The Asian elephant is protected and is classified as endangered under Sabah legislation (Sabah Wildlife Enactment, 1997). The Bornean elephant sub-species has recently been confirmed as a separate taxon, dramatically increasing its importance in terms of biodiversity. In a recent general survey, SWD  and WWF-Malaysia estimated that about 1,100-1,500 elephants survive in Borneo. They showed that the remnant populations were mainly found in eastern Sabah, and were highly fragmented. The Bornean elephant is thus the world's most endangered member of the Proboscidae, highlighting the urgent need to undertake  sound conservation action in the near future. SWD has recently produced a first draft of the State Action Plan for elephants. Following explicit recommendations of this State Action Plan, our work will provide information that is currently lacking, including the distribution and movement of individuals,  genetic differentiation between populations, threats to genetic diversity, identification of priority areas for the species that should be kept under forest cover to allow movements of individuals between the different sub-populations and the genetic identification of persistent crop-raiding individuals.

Phylogeography and population genetic structure of the black rhinoceros (Diceros bicornis) in Kenya

Supervision of a Kenyan PhD student, Mr Shadrack Muya, from Jomo Kenyatta University of Agriculture and Technology, Nairobi.

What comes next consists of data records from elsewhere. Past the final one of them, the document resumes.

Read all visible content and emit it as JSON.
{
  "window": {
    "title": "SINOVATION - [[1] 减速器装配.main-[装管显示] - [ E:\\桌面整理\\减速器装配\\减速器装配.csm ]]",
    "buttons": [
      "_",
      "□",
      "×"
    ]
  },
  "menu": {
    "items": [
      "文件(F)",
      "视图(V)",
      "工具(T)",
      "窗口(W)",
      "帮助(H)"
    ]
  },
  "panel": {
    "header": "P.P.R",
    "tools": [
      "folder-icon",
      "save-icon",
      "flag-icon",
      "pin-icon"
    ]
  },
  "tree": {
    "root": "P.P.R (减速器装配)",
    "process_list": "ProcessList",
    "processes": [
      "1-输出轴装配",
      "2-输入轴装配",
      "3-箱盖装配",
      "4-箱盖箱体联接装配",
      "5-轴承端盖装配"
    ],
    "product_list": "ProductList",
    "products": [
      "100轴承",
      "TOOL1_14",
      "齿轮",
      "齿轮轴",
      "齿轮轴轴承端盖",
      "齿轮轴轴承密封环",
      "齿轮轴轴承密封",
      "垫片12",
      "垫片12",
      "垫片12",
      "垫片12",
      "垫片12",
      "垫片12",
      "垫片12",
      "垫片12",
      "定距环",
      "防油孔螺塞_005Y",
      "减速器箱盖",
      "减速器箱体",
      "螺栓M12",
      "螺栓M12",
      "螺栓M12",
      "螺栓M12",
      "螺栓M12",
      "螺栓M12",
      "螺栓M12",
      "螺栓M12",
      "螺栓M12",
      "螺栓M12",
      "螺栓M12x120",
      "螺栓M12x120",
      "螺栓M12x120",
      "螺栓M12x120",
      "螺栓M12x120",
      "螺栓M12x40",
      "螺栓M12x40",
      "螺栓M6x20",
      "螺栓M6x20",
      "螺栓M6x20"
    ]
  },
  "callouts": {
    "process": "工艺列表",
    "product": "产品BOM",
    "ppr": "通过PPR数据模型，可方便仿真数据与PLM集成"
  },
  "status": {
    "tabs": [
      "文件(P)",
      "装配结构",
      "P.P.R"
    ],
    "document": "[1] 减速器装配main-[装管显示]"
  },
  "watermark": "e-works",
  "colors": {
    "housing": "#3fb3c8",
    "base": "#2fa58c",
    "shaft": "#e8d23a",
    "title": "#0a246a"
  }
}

Kenya.

The black rhinoceros population in Kenya has undergone a drastic decline from approximately 10,000 animals in the 1950's to approximately 400 animals in 1990. This was mainly due to widespread hunting for horns and habitat fragmentation. Currently, there are approximately 458 black rhinoceros in Kenya.  They exist in small populations in 13 disjunct conservation areas under intense protection. Populations that undergo such drastic declines and fragmentations are expected to experience bottlenecks; especially when post-decline recovery is slow. Threats these populations are likely to experience include  reduced group fitness due to inbreeding and loss of heterozygous advantage, decreased adaptability and loss of evolutionary potential. They are also susceptible to extinction due to stochastic events. Managing the small populations as metapopulations through translocations of individuals between the  subpopulations can minimize these threats.

This study will examine the phylogeographic patterns, genetic diversity and differentiation within and between the black rhinoceros populations in the 13 rhino conservation areas in Kenya. Special emphasis will be directed towards areas with remnant indigenous populations where introductions have not  been carried out. This study will generate baseline data for future identification of all black rhinos (individuals and populations) in Kenya using genetic tools and it will assess the necessity and implications of retaining black rhinos in separate management units. Molecular data will be collected  through non-invasive techniques from dung dropped voluntarily by the animals and will be sequenced and genotyped using published methods.

This project is a collaborative initiative between Jomo Kenyatta University of Agriculture and Technology, the Kenya Wildlife Service, Bioscience for East and Central Africa (BecA), National Museums of Kenya and Cardiff University.